Working memory is the cognitive science term for the small amount of information an agent holds "in mind" and actively manipulates during a task. In AI systems, working memory maps directly to the context window — everything the model can "see" at the moment it generates a response.
Unlike long-term or episodic memory, which persists across sessions and is stored externally, working memory is ephemeral. When the conversation ends or the context is cleared, the working memory is gone.
What Lives in Working Memory
During a typical agent interaction, the context window holds:
- The system prompt (agent instructions, persona, tools)
- The full conversation history so far
- Retrieved documents injected by RAG
- Tool call results returned from external APIs
- The user's current message
Everything the model "knows" in the moment it generates a reply comes from this window. There is no other mechanism for an LLM to access information during inference.
The Working Memory Bottleneck
Context windows have grown dramatically — from 4K tokens in early GPT-3 to 200K+ in modern models — but they remain finite. This creates practical constraints:
- Long conversations: Eventually the conversation history exceeds the window and must be truncated or summarized.
- Large documents: A 300-page PDF cannot fit in context; it must be chunked and retrieved selectively.
- Multi-step tasks: A complex agent task with many tool calls accumulates context quickly.
Working Memory Management Strategies
Since working memory is scarce, sophisticated agent systems manage it deliberately:
- Summarization: Compress older conversation turns into a summary to reclaim tokens while preserving meaning.

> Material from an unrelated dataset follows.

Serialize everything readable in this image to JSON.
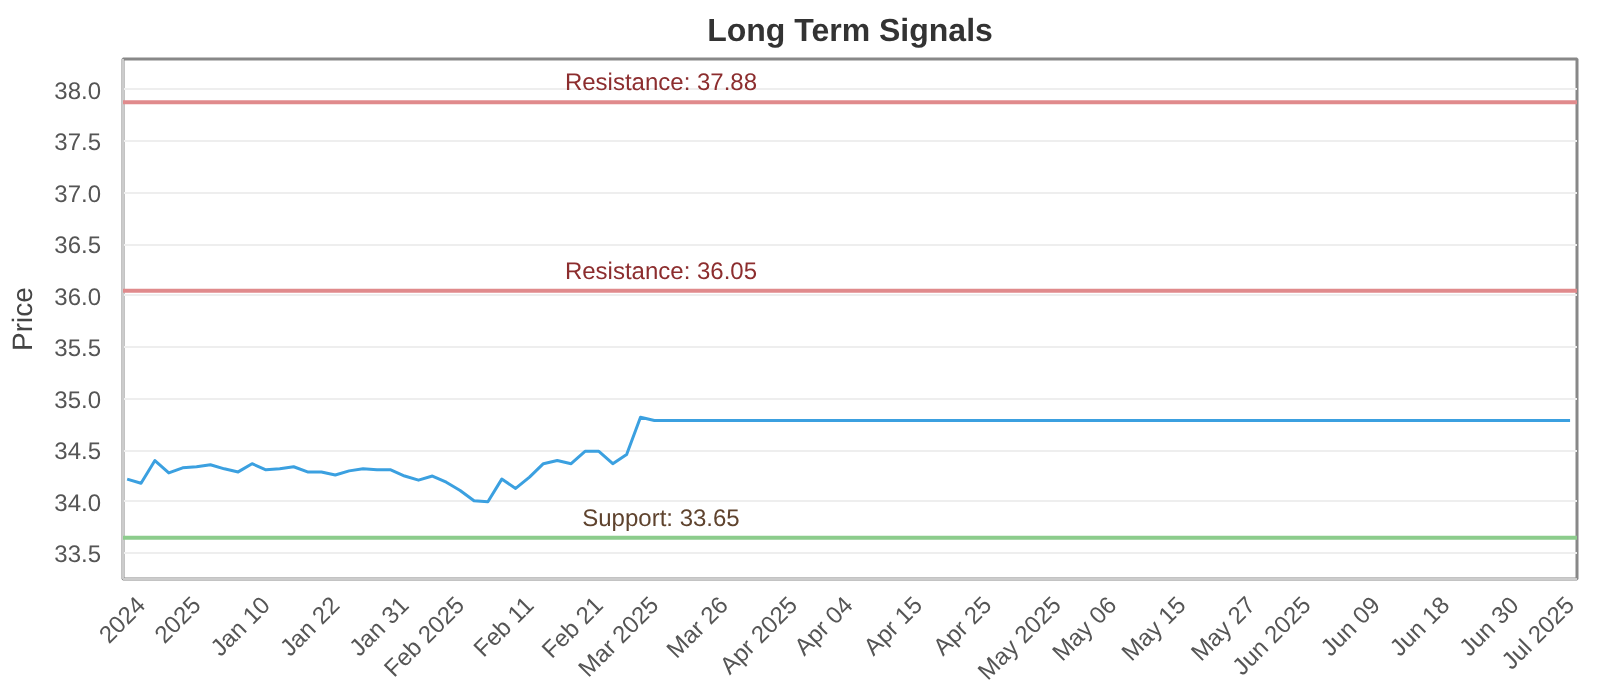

- Selective retrieval: Use RAG to pull only the most relevant chunks into context rather than loading everything.
- Memory offloading: Move completed sub-task results out of context and into external storage, referencing them by ID if needed again.
- Sliding window: Keep only the N most recent turns in context and let older turns roll off.
Practical Example
Imagine an agent helping a developer debug a large codebase. The entire codebase does not fit in context. The working memory at any given moment contains:
- The agent's system prompt
- The last 10 conversation turns
- The 3 most relevant code files retrieved by semantic search
- The output of the last tool call (e.g., a test run result)
The agent reasons over this slice of information, then decides which files to retrieve next, updating its working memory iteratively.
Working Memory vs. Long-Term Memory
| Dimension | Working Memory | Long-Term Memory |
|---|---|---|
| Location | Context window (in-model) | External database |
| Persistence | Single session | Across sessions |
| Capacity | Tokens (finite) | Effectively unlimited |
| Access speed | Instant | Query latency |
| Update | Append to context | Write to database |
Understanding working memory constraints is essential for designing agents that handle complex, long-horizon tasks without losing coherence or hitting context limits.